Outro efeito negativo do recolhimento compulsório é tornar as instituições de internação locais de violação de diretos humanos. Com efeito, considerando que as pessoas internadas nestas instituições apresentam comportamentos rebeldes, tentativas de fugas, atos de violência contra os funcionários e demais internos, não é difícil imaginar a permanente tensão e as situações de conflitos que são sistematicamente criadas. Historicamente, as instituições fundadas em princípios de controle, disciplina e vigilância tiveram como resultado mais violência e muito pouco ou quase nada de recuperação moral como anunciavam.

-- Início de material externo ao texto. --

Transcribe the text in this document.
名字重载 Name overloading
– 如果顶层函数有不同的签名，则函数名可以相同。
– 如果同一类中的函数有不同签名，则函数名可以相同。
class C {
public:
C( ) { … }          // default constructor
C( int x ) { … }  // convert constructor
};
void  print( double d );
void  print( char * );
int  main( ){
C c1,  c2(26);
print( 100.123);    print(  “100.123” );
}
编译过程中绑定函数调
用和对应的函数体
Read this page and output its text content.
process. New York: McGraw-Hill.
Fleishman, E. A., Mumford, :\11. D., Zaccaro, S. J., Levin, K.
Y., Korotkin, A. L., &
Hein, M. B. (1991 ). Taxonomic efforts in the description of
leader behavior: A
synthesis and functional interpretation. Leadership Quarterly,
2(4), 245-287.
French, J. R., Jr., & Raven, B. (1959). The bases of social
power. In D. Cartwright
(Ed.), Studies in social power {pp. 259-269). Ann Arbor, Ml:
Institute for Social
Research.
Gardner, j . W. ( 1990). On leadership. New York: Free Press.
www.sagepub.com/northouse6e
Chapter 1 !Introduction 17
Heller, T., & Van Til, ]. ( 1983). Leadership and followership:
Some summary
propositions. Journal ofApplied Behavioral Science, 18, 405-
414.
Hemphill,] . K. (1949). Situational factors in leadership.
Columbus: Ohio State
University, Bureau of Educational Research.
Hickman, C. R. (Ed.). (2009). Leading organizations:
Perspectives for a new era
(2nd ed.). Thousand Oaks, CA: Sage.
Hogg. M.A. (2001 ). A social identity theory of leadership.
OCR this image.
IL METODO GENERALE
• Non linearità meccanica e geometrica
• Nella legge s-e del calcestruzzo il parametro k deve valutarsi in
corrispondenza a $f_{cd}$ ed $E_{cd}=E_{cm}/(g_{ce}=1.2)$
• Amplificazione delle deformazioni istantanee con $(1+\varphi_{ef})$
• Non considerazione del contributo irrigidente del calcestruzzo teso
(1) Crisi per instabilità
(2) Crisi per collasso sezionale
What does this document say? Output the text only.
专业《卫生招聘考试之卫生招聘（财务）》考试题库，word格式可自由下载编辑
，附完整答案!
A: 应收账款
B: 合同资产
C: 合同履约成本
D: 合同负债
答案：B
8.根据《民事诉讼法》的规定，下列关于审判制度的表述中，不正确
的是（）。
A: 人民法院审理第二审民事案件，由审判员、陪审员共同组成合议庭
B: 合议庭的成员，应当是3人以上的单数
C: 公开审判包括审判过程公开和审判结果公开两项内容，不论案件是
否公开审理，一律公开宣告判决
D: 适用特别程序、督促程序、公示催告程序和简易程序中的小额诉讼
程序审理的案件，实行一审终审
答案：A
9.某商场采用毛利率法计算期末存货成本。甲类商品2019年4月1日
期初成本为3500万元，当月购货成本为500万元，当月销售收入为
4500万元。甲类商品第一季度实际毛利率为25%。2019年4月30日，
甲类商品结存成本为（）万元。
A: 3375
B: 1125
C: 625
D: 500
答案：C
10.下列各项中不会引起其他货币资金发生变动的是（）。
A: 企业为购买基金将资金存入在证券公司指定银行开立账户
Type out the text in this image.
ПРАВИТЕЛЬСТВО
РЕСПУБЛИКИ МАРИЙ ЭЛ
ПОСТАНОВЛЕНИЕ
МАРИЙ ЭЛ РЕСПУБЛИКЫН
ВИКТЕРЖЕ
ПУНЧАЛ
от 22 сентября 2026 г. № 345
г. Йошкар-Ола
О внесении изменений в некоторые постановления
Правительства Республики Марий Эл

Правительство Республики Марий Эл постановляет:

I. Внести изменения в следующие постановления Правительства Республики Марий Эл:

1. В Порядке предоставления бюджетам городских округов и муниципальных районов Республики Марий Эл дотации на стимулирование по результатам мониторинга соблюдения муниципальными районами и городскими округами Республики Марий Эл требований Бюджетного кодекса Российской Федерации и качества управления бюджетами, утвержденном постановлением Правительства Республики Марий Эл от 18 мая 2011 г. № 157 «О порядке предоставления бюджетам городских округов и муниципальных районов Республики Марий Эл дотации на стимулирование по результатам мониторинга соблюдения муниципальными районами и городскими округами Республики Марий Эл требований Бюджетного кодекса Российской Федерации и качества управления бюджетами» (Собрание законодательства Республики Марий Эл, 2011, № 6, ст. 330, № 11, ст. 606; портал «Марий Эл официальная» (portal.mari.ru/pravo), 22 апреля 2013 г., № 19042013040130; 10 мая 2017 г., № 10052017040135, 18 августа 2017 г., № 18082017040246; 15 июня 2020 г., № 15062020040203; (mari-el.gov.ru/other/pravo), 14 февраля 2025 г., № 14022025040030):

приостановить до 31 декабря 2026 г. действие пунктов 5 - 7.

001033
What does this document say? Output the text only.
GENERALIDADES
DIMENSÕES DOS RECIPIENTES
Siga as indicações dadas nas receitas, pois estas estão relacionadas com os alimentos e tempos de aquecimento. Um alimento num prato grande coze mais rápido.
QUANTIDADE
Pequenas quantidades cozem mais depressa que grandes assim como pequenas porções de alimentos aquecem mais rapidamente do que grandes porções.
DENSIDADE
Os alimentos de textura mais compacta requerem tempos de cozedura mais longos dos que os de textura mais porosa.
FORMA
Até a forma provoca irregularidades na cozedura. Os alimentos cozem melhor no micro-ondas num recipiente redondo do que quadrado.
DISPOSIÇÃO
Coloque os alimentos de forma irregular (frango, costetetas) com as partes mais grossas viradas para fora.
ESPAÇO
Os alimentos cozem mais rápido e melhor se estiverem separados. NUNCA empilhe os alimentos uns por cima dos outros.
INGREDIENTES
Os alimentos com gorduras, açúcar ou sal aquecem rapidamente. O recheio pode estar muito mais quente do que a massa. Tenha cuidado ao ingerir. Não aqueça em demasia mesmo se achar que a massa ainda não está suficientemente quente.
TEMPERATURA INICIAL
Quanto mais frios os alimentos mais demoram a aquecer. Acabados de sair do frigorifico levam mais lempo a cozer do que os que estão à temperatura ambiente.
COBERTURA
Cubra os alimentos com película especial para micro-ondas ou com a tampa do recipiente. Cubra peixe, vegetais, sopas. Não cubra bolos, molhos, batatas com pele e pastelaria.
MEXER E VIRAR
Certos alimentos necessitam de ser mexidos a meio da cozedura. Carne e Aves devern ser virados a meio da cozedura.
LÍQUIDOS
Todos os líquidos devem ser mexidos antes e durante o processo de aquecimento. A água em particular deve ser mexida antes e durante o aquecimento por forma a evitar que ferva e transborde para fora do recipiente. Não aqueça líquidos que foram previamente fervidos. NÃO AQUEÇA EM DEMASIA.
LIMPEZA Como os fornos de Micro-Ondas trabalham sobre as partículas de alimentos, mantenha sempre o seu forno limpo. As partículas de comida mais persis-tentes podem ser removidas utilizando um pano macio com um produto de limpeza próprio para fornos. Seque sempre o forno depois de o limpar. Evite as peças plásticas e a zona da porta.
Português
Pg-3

Por fim, mas não menos importante, não é para se menosprezar as suspeitas levantadas por várias entidades e movimentos sociais, de que existem interesses não explicitados nesta “guerra ao crack”: a higienização e limpeza urbana apontam para interesses imobiliários e empresariais nos territórios “recuperados”; a internação compulsória revela um crescente e promissor mercado de instituições psiquiátricas hospitalares. Mais especificamente, crescem as “comunidades terapêuticas”, que representam, em geral, uma fraude, na medida em que nada têm de comunitárias nem de terapêuticas. Enfim, a internação compulsória significa um retrocesso da política de saúde mental, pois vem reforçar as instituições asilares, quando a lei prevê sua extinção e a construção de um modelo assistencial realmente terapêutico.